Anlass des musikalisch wie dramaturgisch durchwachsenen Abends war das Jubiläum des Labels G-Stone, das die beiden als »geniale Schnösel« verschrienen Klangtüftler vor 15 Jahren gründeten – mitten in einer Ära der entpolitisierten Illusion. Kurz nach Wiedervereinigung, dem Ende der Apartheid und ernsthaften Fortschritten in Nahost, schien manchem (freilich nur mit zwei fest zugedrückten Augen) eine bessere Welt möglich, wurde gar vom »Ende der Geschichte« gefaselt. Dementsprechend nahmen Wut und Sendungsbewusstsein der westlichen Popkultur rapide ab.
Der DJ stieg (parallel zum Friseur) zum Star einer Hedonisten-Horde auf. Weltvergessene elektronische Instrumentalmusik eroberte die Charts. Gitarrenmusik wurde in Europa als anachronistischer »Rockismus« belächelt, die letzten Inhalte verabschiedeten sich aus den, zunehmend auch instrumentalen, Hits. Friede, Freude, Milchcafé. Und kein Projekt wandelte dieses Sorglosgefühl besser in seine gefälligen Sounds als Kruder und Dorfmeister. Auf die bekennenden Dauerkiffer konnten sich vom introvertierten Pop-Nerd über sämtliche Cafébesitzer bis zum Buchhalter jahrelang wirklich alle einigen – bis der 11. September 2001 den Zeitgeist gehörig umkrempelte.
Es war dies auch die Zeit der »Musik ohne Gesichter«. Die oft im Wohnzimmer produzierten Stücke wurden in den 90er Jahren in schmucklosen Plattencovern und unter teils lächerlichen Pseudonymen dargereicht. Nicht so bei den beiden Wienern. Die nannten sich nicht nur antizyklisch nach ihren Nachnamen, sondern lieferten ihren Fans auch noch ihre Gesichter zur Identifikation. Das war paradoxerweise gleichzeitig bescheiden und auftrumpfend. Bescheiden, weil das modische Versteckspiel der damaligen Szene-Helden durch den von K+D gelüfteten Vorhang durchbrochen wurde.

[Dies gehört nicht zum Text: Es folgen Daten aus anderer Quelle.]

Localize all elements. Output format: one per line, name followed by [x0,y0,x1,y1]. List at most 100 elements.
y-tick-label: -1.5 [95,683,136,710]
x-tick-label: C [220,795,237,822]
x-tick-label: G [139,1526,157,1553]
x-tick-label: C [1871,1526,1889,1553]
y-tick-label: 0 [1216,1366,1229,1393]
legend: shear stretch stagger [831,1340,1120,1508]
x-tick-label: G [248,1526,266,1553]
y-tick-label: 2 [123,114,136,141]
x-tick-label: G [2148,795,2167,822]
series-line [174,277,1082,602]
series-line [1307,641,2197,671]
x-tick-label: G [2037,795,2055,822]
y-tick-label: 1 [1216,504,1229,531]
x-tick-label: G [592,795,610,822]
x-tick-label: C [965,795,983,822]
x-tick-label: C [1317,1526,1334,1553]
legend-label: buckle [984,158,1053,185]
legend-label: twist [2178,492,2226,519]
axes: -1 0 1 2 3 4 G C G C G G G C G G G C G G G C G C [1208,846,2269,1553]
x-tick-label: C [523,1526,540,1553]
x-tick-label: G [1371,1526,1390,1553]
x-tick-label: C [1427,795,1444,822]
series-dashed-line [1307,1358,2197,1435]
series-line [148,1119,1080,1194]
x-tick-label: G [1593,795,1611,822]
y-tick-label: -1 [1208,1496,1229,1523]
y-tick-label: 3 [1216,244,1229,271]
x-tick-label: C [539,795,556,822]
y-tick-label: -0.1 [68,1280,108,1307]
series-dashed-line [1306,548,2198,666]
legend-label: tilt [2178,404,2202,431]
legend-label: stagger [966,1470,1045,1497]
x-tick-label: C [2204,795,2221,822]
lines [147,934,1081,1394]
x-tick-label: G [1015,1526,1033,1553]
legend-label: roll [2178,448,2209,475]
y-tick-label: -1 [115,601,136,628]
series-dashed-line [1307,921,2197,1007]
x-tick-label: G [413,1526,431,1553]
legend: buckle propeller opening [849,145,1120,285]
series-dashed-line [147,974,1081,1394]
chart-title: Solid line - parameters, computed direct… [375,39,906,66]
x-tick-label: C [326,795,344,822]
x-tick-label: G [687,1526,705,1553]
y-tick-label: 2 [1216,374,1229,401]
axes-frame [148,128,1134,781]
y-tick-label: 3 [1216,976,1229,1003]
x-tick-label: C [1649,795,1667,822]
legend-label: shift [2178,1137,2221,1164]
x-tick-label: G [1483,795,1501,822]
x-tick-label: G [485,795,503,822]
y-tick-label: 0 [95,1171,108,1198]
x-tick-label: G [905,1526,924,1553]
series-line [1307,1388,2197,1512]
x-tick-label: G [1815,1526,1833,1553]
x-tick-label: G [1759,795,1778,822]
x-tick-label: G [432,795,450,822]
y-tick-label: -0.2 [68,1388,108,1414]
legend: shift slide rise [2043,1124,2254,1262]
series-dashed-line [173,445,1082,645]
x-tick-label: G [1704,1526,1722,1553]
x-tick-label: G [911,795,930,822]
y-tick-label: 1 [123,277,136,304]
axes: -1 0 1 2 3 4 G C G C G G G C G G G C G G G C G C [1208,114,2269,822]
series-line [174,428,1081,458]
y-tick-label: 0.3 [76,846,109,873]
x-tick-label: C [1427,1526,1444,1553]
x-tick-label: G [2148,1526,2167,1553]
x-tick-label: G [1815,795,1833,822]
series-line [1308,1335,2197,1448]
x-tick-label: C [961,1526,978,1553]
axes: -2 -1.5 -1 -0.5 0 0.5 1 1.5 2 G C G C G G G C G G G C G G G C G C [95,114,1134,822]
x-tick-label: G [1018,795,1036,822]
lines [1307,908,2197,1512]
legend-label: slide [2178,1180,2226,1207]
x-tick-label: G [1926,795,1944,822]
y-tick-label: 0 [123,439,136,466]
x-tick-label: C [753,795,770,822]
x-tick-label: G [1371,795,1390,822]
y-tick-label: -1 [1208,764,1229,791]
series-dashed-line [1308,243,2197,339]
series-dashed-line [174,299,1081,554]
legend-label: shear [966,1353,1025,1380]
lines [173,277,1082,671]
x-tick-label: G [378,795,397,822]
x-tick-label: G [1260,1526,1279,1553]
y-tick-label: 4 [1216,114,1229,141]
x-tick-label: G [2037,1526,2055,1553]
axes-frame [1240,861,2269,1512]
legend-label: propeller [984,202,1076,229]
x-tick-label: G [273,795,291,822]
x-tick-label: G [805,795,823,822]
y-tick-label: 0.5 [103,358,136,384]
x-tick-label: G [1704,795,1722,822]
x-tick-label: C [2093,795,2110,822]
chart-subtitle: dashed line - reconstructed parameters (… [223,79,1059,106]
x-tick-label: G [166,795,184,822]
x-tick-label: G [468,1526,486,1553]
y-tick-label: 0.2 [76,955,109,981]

Auftrumpfend, weil sich hier DJs und Produzenten einen Status anmaßten, der wegen eines in der elektronischen Musikszene vorherrschenden Kodex der Zurückhaltung bis dahin »echten« Künstlern vorbehalten war.
Das Konzert in Berlin zeigte zweierlei: Dass der Weltruhm der begnadeten Remixer durch ihre noch heute gültigen Klassiker wohl begründet ist. Aber auch, dass die Schöngeister der Tanzflächen ihren kreativen Zenit lange überschritten haben. Vielleicht sollten sie die Beatles beherzigen: »Let it be«.